Apr 08 2020

How Agencies Can Best Cope with Network Strain

Agencies need to properly configure VPNs and may need to buy more network bandwidth to support collaboration tools.

As federal agencies embrace telework solutions on a massive scale, the increase in traffic is placing a large and unique amount of stress on federal networks and IT systems. 

For example, the Energy Department’s Office of Environmental Management found that it could not have all of its users teleworking simultaneously, according to Melody Bell, associate deputy assistant secretary for resource management. 

“We are considering giving people flexible work hours, so not everybody is on the system at the same time,” Bell said during an ACT-IAC webinar last month, according to FedScoop. “Right now, we are having a critical challenge with bandwidth and everybody taxing the system at the same time, so we were just talking about having people adjust their hours and that we limit the number of people on the Citrix system at the same time.”

Meanwhile, the Transportation Department sent out a memorandum to employees in early March explaining its VPN could handle only 20,000 concurrent users, while its virtual desktop infrastructure could accommodate an additional 12,000. However, a department spokesperson later told Nextgov that by mid-March, the department could support a 100 percent remote workforce “due to interagency coordination and support from vendor partners.”
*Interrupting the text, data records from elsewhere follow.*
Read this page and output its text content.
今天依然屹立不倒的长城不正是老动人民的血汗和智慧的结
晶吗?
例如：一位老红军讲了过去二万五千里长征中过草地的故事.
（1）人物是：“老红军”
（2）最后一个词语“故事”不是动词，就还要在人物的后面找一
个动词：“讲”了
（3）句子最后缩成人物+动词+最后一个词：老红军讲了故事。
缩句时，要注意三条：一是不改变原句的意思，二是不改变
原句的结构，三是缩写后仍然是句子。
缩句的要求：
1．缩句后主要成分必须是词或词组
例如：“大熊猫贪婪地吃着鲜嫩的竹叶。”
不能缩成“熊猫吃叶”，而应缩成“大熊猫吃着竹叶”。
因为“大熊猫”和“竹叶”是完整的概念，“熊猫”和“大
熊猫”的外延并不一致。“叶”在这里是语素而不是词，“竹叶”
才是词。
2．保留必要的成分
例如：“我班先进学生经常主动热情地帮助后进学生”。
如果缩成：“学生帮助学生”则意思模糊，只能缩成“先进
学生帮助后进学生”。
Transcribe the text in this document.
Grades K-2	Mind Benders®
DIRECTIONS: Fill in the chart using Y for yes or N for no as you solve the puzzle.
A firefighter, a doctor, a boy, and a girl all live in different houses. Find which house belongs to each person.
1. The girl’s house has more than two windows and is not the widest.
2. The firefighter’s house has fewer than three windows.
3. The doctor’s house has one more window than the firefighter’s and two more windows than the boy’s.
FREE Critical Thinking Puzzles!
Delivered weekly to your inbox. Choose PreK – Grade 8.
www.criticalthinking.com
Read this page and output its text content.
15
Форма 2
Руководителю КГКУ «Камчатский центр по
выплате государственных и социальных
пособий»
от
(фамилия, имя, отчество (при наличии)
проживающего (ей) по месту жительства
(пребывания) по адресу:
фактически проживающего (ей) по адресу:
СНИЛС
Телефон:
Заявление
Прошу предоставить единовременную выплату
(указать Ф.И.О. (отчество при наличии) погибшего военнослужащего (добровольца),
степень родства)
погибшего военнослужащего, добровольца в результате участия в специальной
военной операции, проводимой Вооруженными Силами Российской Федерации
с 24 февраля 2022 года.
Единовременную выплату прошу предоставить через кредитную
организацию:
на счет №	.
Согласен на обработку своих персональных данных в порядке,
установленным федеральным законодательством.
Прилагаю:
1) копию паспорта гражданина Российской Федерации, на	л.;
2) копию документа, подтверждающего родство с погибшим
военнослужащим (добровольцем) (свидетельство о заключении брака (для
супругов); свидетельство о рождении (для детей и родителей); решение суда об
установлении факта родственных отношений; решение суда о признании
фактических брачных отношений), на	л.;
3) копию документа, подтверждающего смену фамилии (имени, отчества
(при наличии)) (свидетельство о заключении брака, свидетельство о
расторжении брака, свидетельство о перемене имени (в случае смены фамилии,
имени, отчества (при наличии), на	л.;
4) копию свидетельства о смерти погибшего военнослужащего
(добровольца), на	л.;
As agencies continue telework operations for the foreseeable future, handling network strain will become imperative to enabling users to work productively and achieve their missions. 

How to Approach Network Capacity Constraints

There are two issues that need to be considered, says Joel Snyder, a senior partner at Opus One, a Tucson, Ariz.-based IT security consulting firm (and a FedTech contributor). One is capacity to agency data centers, which is what IT administrators likely have running on a VPN. If agencies still have data center-based applications, for example, then they need to backhaul application traffic to the data center, Snyder notes. The second key issue is ensuring that agencies have enough network capacity to handle apps such as videoconferencing.

Most organizations are not running videoconferencing over VPNs, unless they are an office with a very small conferencing system that is used infrequently. “Most enterprises are using cloud-based conferencing solutions, and those that don’t are not using VPNs in any case,” Snyder says. 

If agencies are employing a lot of collaboration and videoconferencing right now, they need to be focused on both sides of the coin, says Snyder, “which means giving end users the tools they need to understand their performance and then upgrading if needed at the home side. On the data center side, it’s more of a simpler capacity planning exercise.”

READ MORE: See how agencies use teleconferencing tech to reach outside the Beltway. 

Ensuring Network Capacity and VPNs Are Configured Properly

Network capacity for any agency should be far in excess of internet/WAN connectivity, according to Snyder, “so an upgrade just means calling the internet service provider and having them bump up the speed.” 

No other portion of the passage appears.